From J. B. Innes 16 December 1
Milton Brodie | Forres | NB.
When I left Downe I could not find Johnny’s Savings Bank book.2 It had been put away with other papers and has only now turned up. Will you be so kind as to have it made up and returned to me.
I hope its absence has not increased the trouble you and the other managers are so kind as to take on behalf of depositors.3
I am glad to have a reason for writing to you and to be able to wish you and yours a happy Christmas and New year. Stephens has not mentioned you in any very recent letter wherefore I conclude you are all well.4 I hope William continues to like his occupation and finds it as golden as he could anticipate.5 Henry Lubbock seems to hang on to the paternal nest very firmly at present.6 John must be a great loss to Lady Lubbock but his own party increased too fast to remain with comfort.7 I am sorry to hear Ring’s wife is so ill.8 She has been a good wife and brought up her children far better than most— I had a very cheerful letter from Knight Bruce a few days ago. He is still without a house and has just returned to his Father’s at Roehampton from Versailles where he has been all the summer.9
We lead a very quiet life here. My wife10 is quite as well as she was in England and has several times gone out to dinner some 4 or 5 miles, which she could not, or would not do at Downe. Our change has been of the greatest advantage to Johnny’s health.
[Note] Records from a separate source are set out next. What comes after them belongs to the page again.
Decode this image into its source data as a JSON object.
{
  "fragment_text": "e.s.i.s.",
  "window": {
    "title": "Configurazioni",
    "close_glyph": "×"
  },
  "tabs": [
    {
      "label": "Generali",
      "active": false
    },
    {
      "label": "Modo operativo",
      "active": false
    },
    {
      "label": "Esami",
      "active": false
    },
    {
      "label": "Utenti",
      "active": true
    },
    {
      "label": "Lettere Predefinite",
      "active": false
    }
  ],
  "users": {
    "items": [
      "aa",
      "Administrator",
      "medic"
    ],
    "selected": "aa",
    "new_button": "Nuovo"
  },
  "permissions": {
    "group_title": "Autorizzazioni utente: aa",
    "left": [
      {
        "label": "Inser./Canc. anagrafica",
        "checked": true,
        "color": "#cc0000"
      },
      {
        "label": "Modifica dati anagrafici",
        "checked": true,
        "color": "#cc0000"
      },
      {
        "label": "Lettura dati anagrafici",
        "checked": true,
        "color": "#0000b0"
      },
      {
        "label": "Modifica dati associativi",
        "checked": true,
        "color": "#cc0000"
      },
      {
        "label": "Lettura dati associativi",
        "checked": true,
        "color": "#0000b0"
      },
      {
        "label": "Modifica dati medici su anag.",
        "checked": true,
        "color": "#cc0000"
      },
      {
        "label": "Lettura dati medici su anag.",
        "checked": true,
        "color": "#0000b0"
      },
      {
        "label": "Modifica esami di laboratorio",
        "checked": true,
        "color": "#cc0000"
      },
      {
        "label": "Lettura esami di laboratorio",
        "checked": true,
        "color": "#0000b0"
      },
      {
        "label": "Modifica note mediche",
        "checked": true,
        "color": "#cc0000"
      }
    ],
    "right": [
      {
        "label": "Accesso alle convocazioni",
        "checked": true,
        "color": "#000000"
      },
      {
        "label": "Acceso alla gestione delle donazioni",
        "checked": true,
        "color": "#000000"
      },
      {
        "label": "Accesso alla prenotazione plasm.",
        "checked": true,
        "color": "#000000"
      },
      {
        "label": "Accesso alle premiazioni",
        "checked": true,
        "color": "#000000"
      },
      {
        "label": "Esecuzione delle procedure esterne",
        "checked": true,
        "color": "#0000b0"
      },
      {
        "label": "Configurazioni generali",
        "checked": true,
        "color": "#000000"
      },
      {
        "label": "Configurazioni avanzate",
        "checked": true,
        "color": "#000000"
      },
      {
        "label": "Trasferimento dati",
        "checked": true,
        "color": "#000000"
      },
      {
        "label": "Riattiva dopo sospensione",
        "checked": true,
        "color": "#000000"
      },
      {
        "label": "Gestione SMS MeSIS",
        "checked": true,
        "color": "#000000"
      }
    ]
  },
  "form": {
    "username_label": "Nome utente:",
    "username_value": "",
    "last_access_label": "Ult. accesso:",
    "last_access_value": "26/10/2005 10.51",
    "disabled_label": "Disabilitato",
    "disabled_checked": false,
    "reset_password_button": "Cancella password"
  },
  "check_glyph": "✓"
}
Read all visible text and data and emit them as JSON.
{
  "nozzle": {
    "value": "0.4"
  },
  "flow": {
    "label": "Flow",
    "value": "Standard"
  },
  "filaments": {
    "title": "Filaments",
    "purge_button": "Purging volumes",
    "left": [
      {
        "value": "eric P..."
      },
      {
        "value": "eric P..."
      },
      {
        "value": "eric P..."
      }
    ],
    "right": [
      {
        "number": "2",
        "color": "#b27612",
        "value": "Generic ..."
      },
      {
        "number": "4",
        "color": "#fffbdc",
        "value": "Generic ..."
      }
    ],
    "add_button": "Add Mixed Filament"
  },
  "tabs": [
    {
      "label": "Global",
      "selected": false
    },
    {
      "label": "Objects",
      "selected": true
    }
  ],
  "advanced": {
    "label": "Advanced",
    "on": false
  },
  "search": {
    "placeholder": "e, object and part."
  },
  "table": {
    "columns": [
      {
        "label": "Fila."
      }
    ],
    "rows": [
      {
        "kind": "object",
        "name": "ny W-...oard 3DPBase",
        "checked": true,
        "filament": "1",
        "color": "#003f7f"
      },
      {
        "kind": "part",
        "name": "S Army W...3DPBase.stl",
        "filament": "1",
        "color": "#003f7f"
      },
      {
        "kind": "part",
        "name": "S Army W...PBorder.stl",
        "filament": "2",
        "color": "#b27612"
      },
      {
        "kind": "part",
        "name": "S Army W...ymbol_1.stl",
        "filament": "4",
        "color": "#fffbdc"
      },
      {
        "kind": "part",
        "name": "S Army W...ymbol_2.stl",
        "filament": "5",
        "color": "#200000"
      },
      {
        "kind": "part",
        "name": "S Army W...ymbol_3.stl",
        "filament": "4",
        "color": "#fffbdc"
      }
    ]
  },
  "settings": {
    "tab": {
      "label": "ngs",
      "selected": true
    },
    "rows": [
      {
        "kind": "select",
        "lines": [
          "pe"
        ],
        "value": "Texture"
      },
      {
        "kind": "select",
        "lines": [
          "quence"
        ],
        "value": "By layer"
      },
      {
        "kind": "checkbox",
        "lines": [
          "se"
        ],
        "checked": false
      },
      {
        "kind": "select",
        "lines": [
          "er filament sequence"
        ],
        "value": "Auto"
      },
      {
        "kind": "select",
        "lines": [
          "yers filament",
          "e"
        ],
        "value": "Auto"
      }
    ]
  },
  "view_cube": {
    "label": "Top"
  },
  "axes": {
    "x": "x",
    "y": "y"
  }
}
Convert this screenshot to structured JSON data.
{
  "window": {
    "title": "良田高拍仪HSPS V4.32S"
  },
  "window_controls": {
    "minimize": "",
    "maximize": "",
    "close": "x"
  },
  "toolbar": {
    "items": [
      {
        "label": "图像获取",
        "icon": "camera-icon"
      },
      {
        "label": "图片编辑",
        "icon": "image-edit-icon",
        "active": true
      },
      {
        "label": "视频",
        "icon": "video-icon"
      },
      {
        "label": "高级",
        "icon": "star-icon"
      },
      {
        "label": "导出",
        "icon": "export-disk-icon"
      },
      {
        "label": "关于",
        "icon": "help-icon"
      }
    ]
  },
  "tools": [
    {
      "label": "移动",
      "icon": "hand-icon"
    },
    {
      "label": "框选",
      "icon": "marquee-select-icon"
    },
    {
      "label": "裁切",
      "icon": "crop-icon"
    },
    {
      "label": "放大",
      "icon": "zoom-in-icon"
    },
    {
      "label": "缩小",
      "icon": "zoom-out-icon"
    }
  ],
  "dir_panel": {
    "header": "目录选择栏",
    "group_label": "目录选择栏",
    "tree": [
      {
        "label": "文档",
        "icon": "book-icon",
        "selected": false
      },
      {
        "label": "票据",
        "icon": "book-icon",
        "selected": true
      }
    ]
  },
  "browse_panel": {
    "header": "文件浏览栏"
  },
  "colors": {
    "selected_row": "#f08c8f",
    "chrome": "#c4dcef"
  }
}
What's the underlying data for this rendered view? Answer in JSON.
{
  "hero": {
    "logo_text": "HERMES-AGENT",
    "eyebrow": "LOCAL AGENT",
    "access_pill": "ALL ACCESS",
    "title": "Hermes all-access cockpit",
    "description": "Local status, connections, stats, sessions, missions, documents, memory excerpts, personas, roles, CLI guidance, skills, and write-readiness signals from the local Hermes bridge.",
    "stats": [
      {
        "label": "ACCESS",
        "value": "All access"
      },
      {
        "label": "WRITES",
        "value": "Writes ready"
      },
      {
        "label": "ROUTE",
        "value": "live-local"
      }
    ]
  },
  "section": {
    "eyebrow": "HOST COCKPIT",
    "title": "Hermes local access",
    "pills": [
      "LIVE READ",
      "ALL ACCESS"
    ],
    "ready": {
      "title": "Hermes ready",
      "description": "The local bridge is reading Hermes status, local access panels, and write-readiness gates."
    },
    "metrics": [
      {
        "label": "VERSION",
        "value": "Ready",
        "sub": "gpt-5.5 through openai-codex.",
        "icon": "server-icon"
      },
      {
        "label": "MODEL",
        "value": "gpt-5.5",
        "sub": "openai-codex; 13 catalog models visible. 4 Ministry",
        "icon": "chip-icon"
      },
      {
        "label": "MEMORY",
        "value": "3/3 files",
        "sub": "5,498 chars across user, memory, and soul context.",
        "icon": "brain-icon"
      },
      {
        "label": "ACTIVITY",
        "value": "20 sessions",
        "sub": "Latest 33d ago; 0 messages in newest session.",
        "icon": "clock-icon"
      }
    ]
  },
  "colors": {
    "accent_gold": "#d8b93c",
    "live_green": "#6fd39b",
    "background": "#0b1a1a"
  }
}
He has grown quite stout and robust as well as tall, and has not had an hour’s illness, indeed I am thankful to say that we have had no need for a doctor in the house since we have been here. We want a cook very badly but it is not much use to ask you as I don’t think they grow abundantly in your soil. There is no special natural history that has come under my unscientific observation, except that I saw a white rabbit with black tips to his ears on a muir where only brown and occasionally a black one commonly dwell. What do you say to wheat being grown from oats in the second year? Do you trust it enough to try it for yourself?11
With all our best regards | Believe me | Dear Darwin | Yours faithfully | J Brodie Innes—
News of family and friends.
Saw a white rabbit with black-tipped ears on a moor where only brown ones commonly and black ones occasionally dwell.